BY EVANS MATHANDA
Agriculture and food security systems are under threat from climate change in African countries due to lack of education in global or regional climate patterns.
Agriculture remains the backbone of the rural population, the only source of food security and sustainable livelihoods. The obtaining temperature changes and weather patterns are, however, affecting the rural population badly, particularly women in subsistence farming.
In a global context of inequalities in which vulnerable groups are disproportionately affected by the consequences of human actions on the planet, women are at the forefront of the crisis.
According to UN reports, women carry most of the burden caused by climate change. This vulnerability is the result of a series of social, economic and cultural factors.
But lack of knowledge on climate change has been an issue that needs attention in rural areas.
Zimbabwe’s National Climate Change Response Strategy (NCCRS) states that “Climate change is the biggest threat to humanity in our present day society”, at a time when many parts of the world are already facing environmental degradation, water shortages, poverty, food insecurity and inequality.
However, many citizens, environment activists, scientists and policy makers hope that if we rise to the challenge of climate change, it could become our best chance to make the world a better place.
Changes in global or regional climate patterns affect everyone, but not equally.
Some commercial farmers have learnt to adjust through research and development and access to information. Even the media does not give much prominence to climate change stories as compared to political stories.
There are very few editions where print media would put the climate change article on the front page. It’s very rare.
Inequitable distribution of resources causes imbalance that undermines people living in rural areas to access the resources, technology and information needed to adapt to the climate crisis.
A study focusing on the real consequences of climate change on rural farmers by the UN demonstrates a growing concern on the impact of climate change in rural areas. The government and civil society organisations must consider including climate change and its impacts into their human policies.

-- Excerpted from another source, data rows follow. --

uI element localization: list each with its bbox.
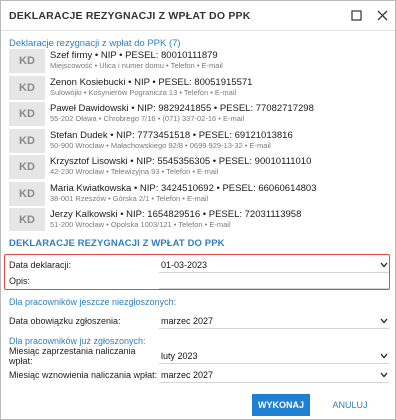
employee-main-line: Zenon Kosiebucki • NIP • PESEL: 80051915… bbox=[50, 77, 253, 88]
declaration-date-row: Data deklaracji: 01-03-2023 bbox=[9, 257, 389, 273]
maximize-icon[interactable] bbox=[343, 3, 369, 29]
description-label: Opis: bbox=[9, 276, 31, 286]
avatar: KD bbox=[9, 208, 45, 231]
stop-month-label: Miesiąc zaprzestania naliczania wpłat: bbox=[9, 346, 136, 366]
avatar: KD bbox=[9, 128, 45, 153]
stop-month-select[interactable]: luty 2023 bbox=[159, 349, 389, 364]
avatar: KD bbox=[9, 49, 45, 73]
obligation-date-select[interactable]: marzec 2027 bbox=[159, 314, 389, 329]
avatar: KD bbox=[9, 102, 45, 126]
resume-month-value: marzec 2027 bbox=[161, 369, 214, 380]
chevron-down-icon[interactable] bbox=[379, 260, 389, 270]
description-row: Opis: bbox=[9, 273, 389, 289]
employee-address-line: 51-200 Wrocław • Opolska 1003/121 • Tele… bbox=[50, 220, 231, 230]
employee-address-line: 55-202 Oława • Chrobrego 7/16 • (071) 33… bbox=[50, 114, 245, 124]
declaration-date-value: 01-03-2023 bbox=[161, 259, 208, 270]
description-field[interactable] bbox=[159, 274, 389, 289]
declaration-date-label: Data deklaracji: bbox=[9, 260, 72, 270]
avatar: KD bbox=[9, 155, 45, 179]
employee-main-line: Stefan Dudek • NIP: 7773451518 • PESEL: … bbox=[50, 130, 293, 141]
dialog-window: DEKLARACJE REZYGNACJI Z WPŁAT DO PPK Dek… bbox=[0, 0, 396, 420]
list-item[interactable]: KD Stefan Dudek • NIP: 7773451518 • PESE… bbox=[9, 128, 389, 154]
avatar: KD bbox=[9, 75, 45, 100]
not-registered-header: Dla pracowników jeszcze niezgłoszonych: bbox=[9, 297, 177, 307]
chevron-down-icon[interactable] bbox=[379, 351, 389, 361]
avatar: KD bbox=[9, 181, 45, 206]
list-item[interactable]: KD Paweł Dawidowski • NIP: 9829241855 • … bbox=[9, 101, 389, 127]
registered-header: Dla pracowników już zgłoszonych: bbox=[9, 336, 146, 346]
employee-address-line: 50-900 Wrocław • Małachowskiego 92/8 • 0… bbox=[50, 140, 271, 150]
stop-month-value: luty 2023 bbox=[161, 350, 198, 361]
window-title: DEKLARACJE REZYGNACJI Z WPŁAT DO PPK bbox=[9, 9, 251, 22]
obligation-date-value: marzec 2027 bbox=[161, 315, 214, 326]
cancel-button[interactable]: ANULUJ bbox=[321, 394, 379, 416]
list-item[interactable]: KD Szef firmy • NIP • PESEL: 80010111879… bbox=[9, 48, 389, 74]
resume-month-select[interactable]: marzec 2027 bbox=[159, 368, 389, 383]
employee-address-line: Sulowójki • Kosynierów Pogranicza 13 • T… bbox=[50, 87, 237, 97]
obligation-date-label: Data obowiązku zgłoszenia: bbox=[9, 316, 121, 326]
form-section-title: DEKLARACJE REZYGNACJI Z WPŁAT DO PPK bbox=[9, 238, 225, 249]
chevron-down-icon[interactable] bbox=[379, 316, 389, 326]
resume-month-label: Miesiąc wznowienia naliczania wpłat: bbox=[9, 370, 158, 380]
employee-address-line: 38-001 Rzeszów • Górska 2/1 • Telefon • … bbox=[50, 193, 209, 203]
employee-address-line: Miejscowość • Ulica i numer domu • Telef… bbox=[50, 61, 223, 71]
stop-month-row: Miesiąc zaprzestania naliczania wpłat: l… bbox=[9, 346, 389, 366]
list-item[interactable]: KD Zenon Kosiebucki • NIP • PESEL: 80051… bbox=[9, 75, 389, 101]
close-icon[interactable] bbox=[369, 3, 395, 29]
chevron-down-icon[interactable] bbox=[379, 370, 389, 380]
list-item[interactable]: KD Maria Kwiatkowska • NIP: 3424510692 •… bbox=[9, 181, 389, 207]
employee-address-line: 42-230 Wrocław • Telewizyjna 93 • Telefo… bbox=[50, 167, 219, 177]
list-item[interactable]: KD Jerzy Kalkowski • NIP: 1654829516 • P… bbox=[9, 207, 389, 231]
employee-list: KD Szef firmy • NIP • PESEL: 80010111879… bbox=[9, 48, 389, 231]
resume-month-row: Miesiąc wznowienia naliczania wpłat: mar… bbox=[9, 367, 389, 383]
obligation-date-row: Data obowiązku zgłoszenia: marzec 2027 bbox=[9, 313, 389, 329]
title-bar: DEKLARACJE REZYGNACJI Z WPŁAT DO PPK bbox=[1, 1, 395, 31]
list-scrollbar[interactable] bbox=[383, 48, 389, 231]
declaration-date-field[interactable]: 01-03-2023 bbox=[159, 258, 389, 273]
employee-main-line: Maria Kwiatkowska • NIP: 3424510692 • PE… bbox=[50, 183, 317, 194]
execute-button[interactable]: WYKONAJ bbox=[252, 394, 310, 416]
list-item[interactable]: KD Krzysztof Lisowski • NIP: 5545356305 … bbox=[9, 154, 389, 180]
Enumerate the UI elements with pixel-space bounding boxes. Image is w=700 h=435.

The global climate crisis affects the ability to access basic resources such as water. Water scarcity is a special risk factor in rural areas.
But before we talk about irrigation schemes and boreholes, there is a need to provide adequate information about climate change in rural Zimbabwe.
In countries like Brazil, water scarcity is also one of the main effects of climate change, and this affects rural populations in different ways.
Even if there are limited resources in the country, it is recommended to replicate what other countries are doing against climate change.
In some developed countries, environment activists are increasingly suing governments and organisations to take action against climate change.
A student from the southern German state of Bavaria David Schiepek, has been involved in climate activism for around three years, protesting and talking to politicians about the quest to fight against climate change.
A 2015 research by Agronomist Anna Brazier revealed that Zimbabwe has one of the most variable rainfall patterns in the world in terms of distribution across time and space, although dry spells and droughts are part of a normal cycle.
However, deforestation of our forests brings a series of incalculable damages to the environment and also to humanity and some parts in rural areas are directly affected.
Climate change is one of the critical issues and discussed topics across the world. But, the impact of climate change on agriculture and rural development remains a topical issue with little solutions today. The impacts of climate change are more visible in rural Zimbabwe.
Communities are experiencing food insecurity, water scarcity and loss of livestock due to lack of solid and useful information about the changes in weather patterns. Climate change has impacted negatively on agriculture, which is the main source of livelihood in Zimbabwe’s rural communities.
In most cases, higher temperatures increase crop failure, livestock loss and increasing food insecurity for human livelihoods are some of the major factors that rural populations experience due to climate change.
According to the World Bank 2019 report, the rural population constitutes 60% of the total population in Zimbabwe. Imagine if all these people are incorporated in climate change awareness campaigns, a development move that can improve food security in rural areas.
The nexus between climate change and human rights issues must be a national concern. Changes in weather patterns and rights knowledge is a critical topic worthy of pursuing especially in developing countries to fight against climate change. Various stakeholders like the government, civil society, labour organisations and the clergy should be on the forefront in the fight against climate change.
In Africa and other parts of the world, the impact of climate change on agriculture and rural development are already being felt. Disasters like Cyclone Idai forced displacements resulting in climate migrations and refugees.